The Michigan Supreme Court upheld a Michigan Court of Appeals ruling from January that calls for a strict interpretation of a Michigan law that states that if a foreclosing party is not the originating note holder they must be able to show a record chain of the mortgage.
MCL 600.3204(3) states:
If the party foreclosing a mortgage by advertisement is not the original mortgagee, a record chain of title shall exist prior to the date of sale under section 3216 evidencing the assignment of the mortgage to the party foreclosing the mortgage.

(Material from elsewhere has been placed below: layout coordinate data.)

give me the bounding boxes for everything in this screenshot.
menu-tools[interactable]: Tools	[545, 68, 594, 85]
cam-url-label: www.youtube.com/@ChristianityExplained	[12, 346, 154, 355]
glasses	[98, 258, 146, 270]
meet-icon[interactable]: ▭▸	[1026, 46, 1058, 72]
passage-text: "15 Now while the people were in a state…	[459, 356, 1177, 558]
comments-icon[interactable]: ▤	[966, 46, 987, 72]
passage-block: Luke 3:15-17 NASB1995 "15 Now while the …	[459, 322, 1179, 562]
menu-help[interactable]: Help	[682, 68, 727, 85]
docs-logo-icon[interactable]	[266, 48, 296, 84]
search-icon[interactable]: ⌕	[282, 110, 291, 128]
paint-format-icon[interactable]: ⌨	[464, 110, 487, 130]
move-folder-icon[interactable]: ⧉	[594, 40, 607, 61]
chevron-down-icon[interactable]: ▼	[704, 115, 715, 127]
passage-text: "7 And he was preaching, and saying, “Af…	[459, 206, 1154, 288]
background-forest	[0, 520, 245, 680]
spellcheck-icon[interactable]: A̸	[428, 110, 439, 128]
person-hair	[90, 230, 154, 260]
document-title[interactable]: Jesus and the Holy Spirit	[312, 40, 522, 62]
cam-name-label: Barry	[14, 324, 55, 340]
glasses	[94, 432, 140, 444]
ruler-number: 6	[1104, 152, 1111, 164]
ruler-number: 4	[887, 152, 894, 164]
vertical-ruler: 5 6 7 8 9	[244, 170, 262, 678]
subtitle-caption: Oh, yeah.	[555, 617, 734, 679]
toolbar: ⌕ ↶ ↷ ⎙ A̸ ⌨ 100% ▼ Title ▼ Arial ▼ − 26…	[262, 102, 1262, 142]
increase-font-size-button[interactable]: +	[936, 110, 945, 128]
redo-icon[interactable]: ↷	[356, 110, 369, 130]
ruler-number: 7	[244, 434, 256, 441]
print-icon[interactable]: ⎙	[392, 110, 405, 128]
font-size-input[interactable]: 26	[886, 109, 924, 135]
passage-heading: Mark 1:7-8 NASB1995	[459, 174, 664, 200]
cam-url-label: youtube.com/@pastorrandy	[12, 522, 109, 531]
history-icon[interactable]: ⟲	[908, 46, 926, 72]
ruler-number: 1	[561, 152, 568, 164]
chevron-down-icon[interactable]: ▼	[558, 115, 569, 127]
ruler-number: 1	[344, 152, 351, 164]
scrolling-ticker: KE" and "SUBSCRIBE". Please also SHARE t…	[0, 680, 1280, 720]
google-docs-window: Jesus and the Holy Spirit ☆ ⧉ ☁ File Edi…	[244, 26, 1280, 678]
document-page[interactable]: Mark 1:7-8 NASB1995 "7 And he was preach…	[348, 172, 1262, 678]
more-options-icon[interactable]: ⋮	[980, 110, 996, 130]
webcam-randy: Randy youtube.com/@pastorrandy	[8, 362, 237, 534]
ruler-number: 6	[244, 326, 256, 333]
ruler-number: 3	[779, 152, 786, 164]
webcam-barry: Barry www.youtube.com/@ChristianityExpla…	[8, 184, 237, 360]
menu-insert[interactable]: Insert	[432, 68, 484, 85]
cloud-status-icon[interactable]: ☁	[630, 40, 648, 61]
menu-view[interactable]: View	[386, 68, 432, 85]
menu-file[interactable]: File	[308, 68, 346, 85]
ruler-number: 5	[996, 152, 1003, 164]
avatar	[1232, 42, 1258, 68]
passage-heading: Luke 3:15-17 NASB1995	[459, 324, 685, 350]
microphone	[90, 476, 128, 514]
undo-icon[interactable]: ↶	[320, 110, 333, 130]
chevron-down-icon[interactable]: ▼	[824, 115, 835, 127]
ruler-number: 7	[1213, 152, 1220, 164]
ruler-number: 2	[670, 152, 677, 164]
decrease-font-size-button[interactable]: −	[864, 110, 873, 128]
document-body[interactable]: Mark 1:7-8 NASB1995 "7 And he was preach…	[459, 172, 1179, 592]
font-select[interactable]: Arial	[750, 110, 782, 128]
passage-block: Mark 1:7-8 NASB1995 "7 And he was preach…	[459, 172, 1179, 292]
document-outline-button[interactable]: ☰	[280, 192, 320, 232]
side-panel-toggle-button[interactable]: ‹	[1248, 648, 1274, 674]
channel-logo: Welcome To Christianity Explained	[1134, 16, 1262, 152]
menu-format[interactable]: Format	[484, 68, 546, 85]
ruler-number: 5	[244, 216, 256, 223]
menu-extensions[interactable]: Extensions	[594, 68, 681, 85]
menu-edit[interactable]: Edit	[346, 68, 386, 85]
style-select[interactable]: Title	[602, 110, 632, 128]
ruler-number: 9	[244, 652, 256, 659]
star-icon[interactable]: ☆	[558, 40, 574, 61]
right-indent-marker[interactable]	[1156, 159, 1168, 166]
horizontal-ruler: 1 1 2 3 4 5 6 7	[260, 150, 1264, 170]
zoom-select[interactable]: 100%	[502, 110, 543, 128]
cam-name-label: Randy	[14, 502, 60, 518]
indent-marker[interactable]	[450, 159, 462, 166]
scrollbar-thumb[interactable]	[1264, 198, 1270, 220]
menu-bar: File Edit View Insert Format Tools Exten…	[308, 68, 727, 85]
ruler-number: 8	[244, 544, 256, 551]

In Kim v. J.P. Morgan Chase, Chase claimed the requirements under MCL600.3204(3) do not apply because JPMorgan Chase acquired the loan “by operation of law”. What this means is JPMorgan chase is claiming is they don’t need to show a recorded chain of ownership because they acquired the note through their acquisition of Washington Mutual’s assets after Washington Mutual was placed into FDIC receivership in 2008. The Court of Appeals disagreed and said that a claim of “by operation of law” could only be claimed by the FDIC and that a mortgage assignment from the FDIC to JPMorgan Chase still had to be properly recorded with the Register of Deeds.
The Michigan Supreme Court in their 4-3 ruling states that the mortgages are currently unenforceable because JPMorgan Chase can not claim operation of law. The court ruled JPMorgan Chase did not acquire Washington Mutual as a corporate entity. Instead they acquired assets of the company through a third party. Therefore a chain of ownership must be recorded with the Register of Deeds where the property is located. However, the courts ruling did leave open the possibility that JPMorgan Chase could go back and record a mortgage assignment. However, JPMorgan Chase faces two major obstacles in doing so. The first being if when the FDIC has concluded the liquidation of Washington Mutual and damages owed to homeowners they may have already illegally evicted from their homes.
This ruling could affect as many as many as 40,000 Washington Mutual mortgages in Michigan that JPMorgan Chase acquired from the FDIC. It is unknown if JPMorgan Chase will seek damages from the law firms aka foreclosure mills that were either hired directly or indirectly by JPMorgan Chase to handle recording these documents and execute the foreclosures.